Was ist von der deutschen Rentenpolitik im Jahr 2021 zu erwarten? Die Zukunft der Rente ist ein Dauerbrenner der deutschen Politik, auch für Mallorca-Liebhaber. Die Herausforderungen der demografischen Entwicklung verlangen Antworten, die der Politik schwerfallen. Dies nicht zuletzt schon deshalb, weil Einschnitte ein Wählerpotenzial von rund 21 Prozent der Bevölkerung betreffen, die über 65-Jährigen. So ist „nach der ­Reform" bei der Rente immer auch „vor der ­Reform". Eine Antwort auf die steigende Zahl der Rentnerhaushalte, die mit ihrer Rente nicht mehr auskommen oder in Altersarmut verfällt, ist die neue Grundrente.
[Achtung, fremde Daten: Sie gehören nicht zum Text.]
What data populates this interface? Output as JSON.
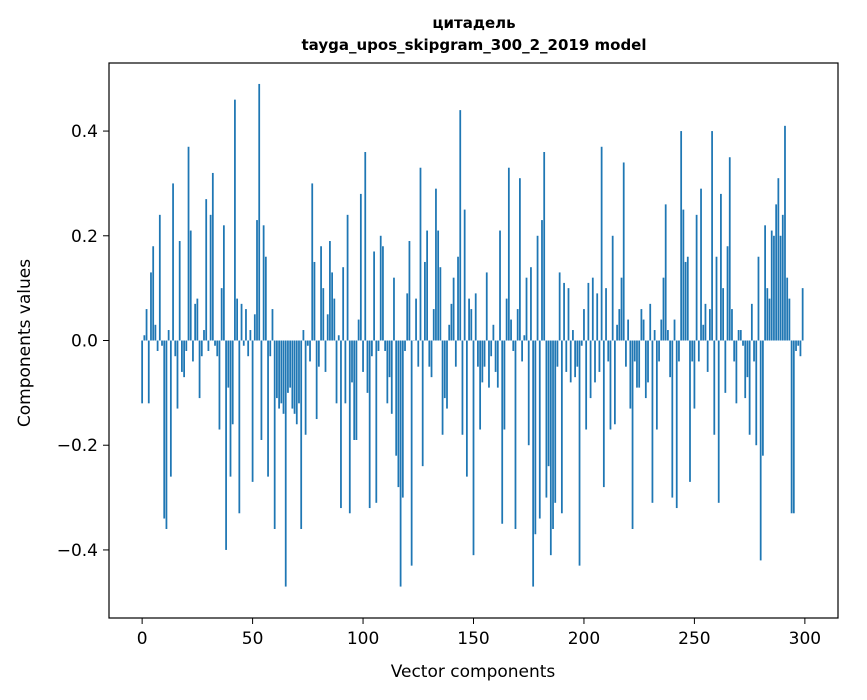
{
  "chart_data": {
    "type": "bar",
    "title_line1": "цитадель",
    "title_line2": "tayga_upos_skipgram_300_2_2019 model",
    "xlabel": "Vector components",
    "ylabel": "Components values",
    "xlim": [
      -15,
      315
    ],
    "ylim": [
      -0.53,
      0.53
    ],
    "xticks": [
      0,
      50,
      100,
      150,
      200,
      250,
      300
    ],
    "xtick_labels": [
      "0",
      "50",
      "100",
      "150",
      "200",
      "250",
      "300"
    ],
    "yticks": [
      -0.4,
      -0.2,
      0.0,
      0.2,
      0.4
    ],
    "ytick_labels": [
      "−0.4",
      "−0.2",
      "0.0",
      "0.2",
      "0.4"
    ],
    "bar_color": "#1f77b4",
    "values": [
      -0.12,
      0.01,
      0.06,
      -0.12,
      0.13,
      0.18,
      0.03,
      -0.02,
      0.24,
      -0.01,
      -0.34,
      -0.36,
      0.02,
      -0.26,
      0.3,
      -0.03,
      -0.13,
      0.19,
      -0.06,
      -0.07,
      -0.02,
      0.37,
      0.21,
      -0.04,
      0.07,
      0.08,
      -0.11,
      -0.03,
      0.02,
      0.27,
      -0.02,
      0.24,
      0.32,
      -0.01,
      -0.03,
      -0.17,
      0.1,
      0.22,
      -0.4,
      -0.09,
      -0.26,
      -0.16,
      0.46,
      0.08,
      -0.33,
      0.07,
      -0.01,
      0.06,
      -0.03,
      0.02,
      -0.27,
      0.05,
      0.23,
      0.49,
      -0.19,
      0.22,
      0.16,
      -0.26,
      -0.03,
      0.06,
      -0.36,
      -0.11,
      -0.13,
      -0.12,
      -0.14,
      -0.47,
      -0.1,
      -0.09,
      -0.13,
      -0.14,
      -0.16,
      -0.12,
      -0.36,
      0.02,
      -0.18,
      -0.01,
      -0.04,
      0.3,
      0.15,
      -0.15,
      -0.05,
      0.18,
      0.1,
      -0.06,
      0.05,
      0.19,
      0.13,
      0.08,
      -0.12,
      0.01,
      -0.32,
      0.14,
      -0.12,
      0.24,
      -0.33,
      -0.08,
      -0.19,
      -0.19,
      0.04,
      0.28,
      -0.06,
      0.36,
      -0.1,
      -0.32,
      -0.03,
      0.17,
      -0.31,
      -0.02,
      0.2,
      0.18,
      -0.02,
      -0.12,
      -0.07,
      -0.14,
      0.12,
      -0.22,
      -0.28,
      -0.47,
      -0.3,
      -0.02,
      0.09,
      0.19,
      -0.43,
      0.0,
      0.08,
      -0.05,
      0.33,
      -0.24,
      0.15,
      0.21,
      -0.05,
      -0.07,
      0.06,
      0.29,
      0.21,
      0.14,
      -0.18,
      -0.11,
      -0.13,
      0.03,
      0.07,
      0.12,
      -0.05,
      0.16,
      0.44,
      -0.18,
      0.25,
      -0.26,
      0.08,
      0.06,
      -0.41,
      0.09,
      -0.05,
      -0.17,
      -0.08,
      -0.05,
      0.13,
      -0.09,
      -0.03,
      0.03,
      -0.06,
      -0.09,
      0.21,
      -0.35,
      -0.17,
      0.08,
      0.33,
      0.04,
      -0.02,
      -0.36,
      0.06,
      0.31,
      -0.04,
      0.01,
      0.12,
      -0.2,
      0.14,
      -0.47,
      -0.37,
      0.2,
      -0.34,
      0.23,
      0.36,
      -0.3,
      -0.24,
      -0.41,
      -0.36,
      -0.31,
      -0.05,
      0.13,
      -0.33,
      0.11,
      -0.06,
      0.1,
      -0.08,
      0.02,
      -0.07,
      -0.05,
      -0.43,
      -0.01,
      0.06,
      -0.17,
      0.11,
      -0.11,
      0.12,
      -0.08,
      0.09,
      -0.06,
      0.37,
      -0.28,
      0.1,
      -0.04,
      -0.17,
      0.2,
      -0.16,
      0.03,
      0.06,
      0.12,
      0.34,
      -0.05,
      0.04,
      -0.13,
      -0.36,
      -0.04,
      -0.09,
      -0.09,
      0.06,
      0.04,
      -0.11,
      -0.08,
      0.07,
      -0.31,
      0.02,
      -0.17,
      -0.04,
      0.04,
      0.12,
      0.26,
      0.02,
      -0.07,
      -0.3,
      0.04,
      -0.32,
      -0.04,
      0.4,
      0.25,
      0.15,
      0.16,
      -0.27,
      -0.04,
      -0.13,
      0.24,
      -0.04,
      0.29,
      0.03,
      0.07,
      -0.06,
      0.06,
      0.4,
      -0.18,
      0.16,
      -0.31,
      0.28,
      0.1,
      -0.1,
      0.18,
      0.35,
      0.06,
      -0.04,
      -0.12,
      0.02,
      0.02,
      -0.01,
      -0.11,
      -0.07,
      -0.18,
      0.07,
      -0.04,
      -0.2,
      0.16,
      -0.42,
      -0.22,
      0.22,
      0.1,
      0.08,
      0.21,
      0.2,
      0.26,
      0.31,
      0.2,
      0.24,
      0.41,
      0.12,
      0.08,
      -0.33,
      -0.33,
      -0.02,
      -0.01,
      -0.03,
      0.1
    ]
  }
}
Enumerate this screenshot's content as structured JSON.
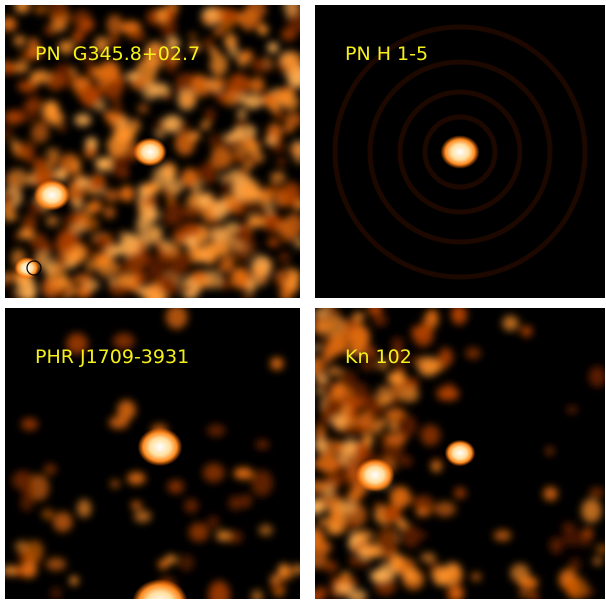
{
  "panels": [
    {
      "label": "PN  G345.8+02.7"
    },
    {
      "label": "PN H 1-5"
    },
    {
      "label": "PHR J1709-3931"
    },
    {
      "label": "Kn 102"
    }
  ]
}
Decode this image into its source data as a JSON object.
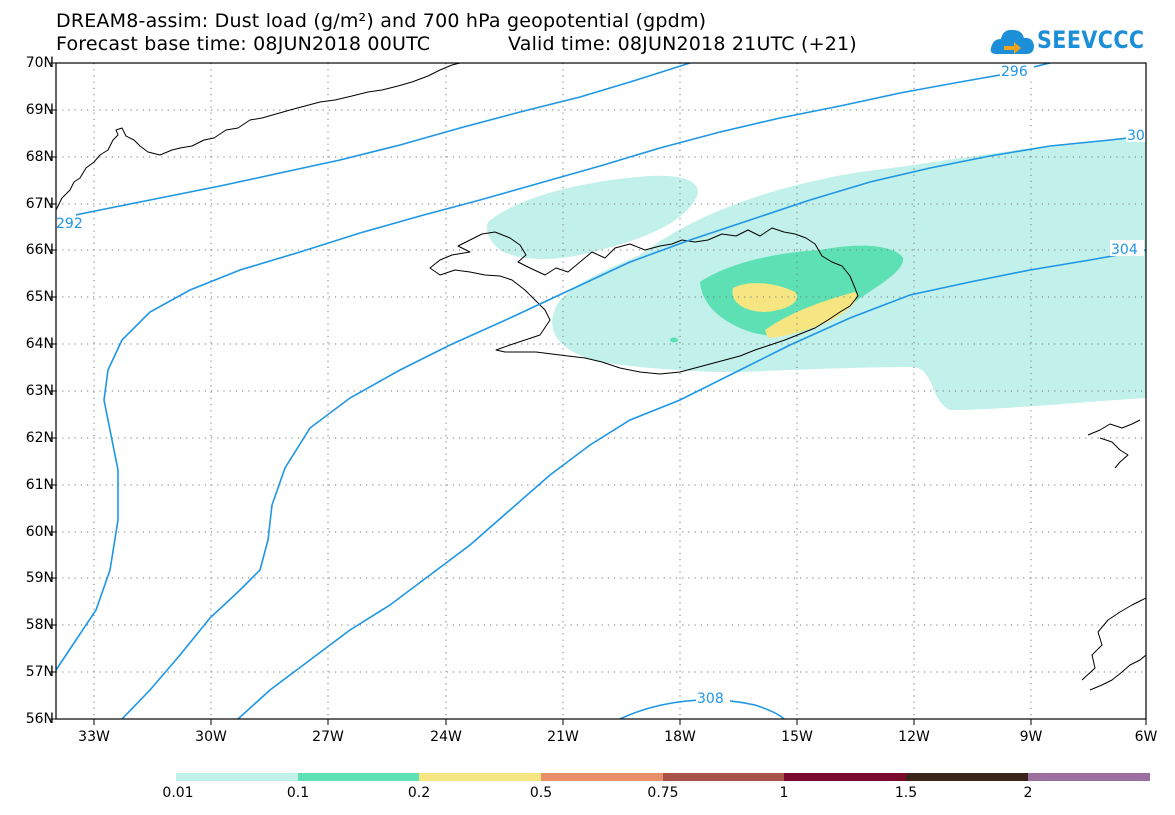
{
  "title_line1": "DREAM8-assim: Dust load (g/m²) and 700 hPa geopotential (gpdm)",
  "title_line2_left": "Forecast base time: 08JUN2018 00UTC",
  "title_line2_right": "Valid time: 08JUN2018 21UTC (+21)",
  "logo_text": "SEEVCCC",
  "logo_color": "#1c8fd8",
  "lat_labels": [
    "70N",
    "69N",
    "68N",
    "67N",
    "66N",
    "65N",
    "64N",
    "63N",
    "62N",
    "61N",
    "60N",
    "59N",
    "58N",
    "57N",
    "56N"
  ],
  "lon_labels": [
    "33W",
    "30W",
    "27W",
    "24W",
    "21W",
    "18W",
    "15W",
    "12W",
    "9W",
    "6W"
  ],
  "contour_labels": [
    "296",
    "30",
    "292",
    "304",
    "308"
  ],
  "contour_color": "#1e96e6",
  "colorbar": {
    "labels": [
      "0.01",
      "0.1",
      "0.2",
      "0.5",
      "0.75",
      "1",
      "1.5",
      "2"
    ],
    "colors": [
      "#c2f0ea",
      "#5ee0b5",
      "#f5e682",
      "#e8906a",
      "#a8524a",
      "#7a0a2e",
      "#3d2418",
      "#9b6fa0"
    ]
  }
}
Um es gleich zu sagen: Viel ist von ihr nach dem parteipolitischen Kompromiss nicht zu erwarten.

Die Grundrente

Im Januar 2021 tritt das Gesetz zur Grundrente in Kraft. Damit sollen Minirenten für langjährig Versicherte mit mindestens 33 Versicherungsjahren einen Aufschlag erhalten. Teilzeitarbeit, Kindererziehungszeiten und Pflegetätigkeit werden eingerechnet, nicht aber Zeiten der ­Arbeitslosigkeit und der Schulausbildung sowie Minijobs, bei denen keine Rentenbeiträge gewählt wurden, und freiwillige Beiträge.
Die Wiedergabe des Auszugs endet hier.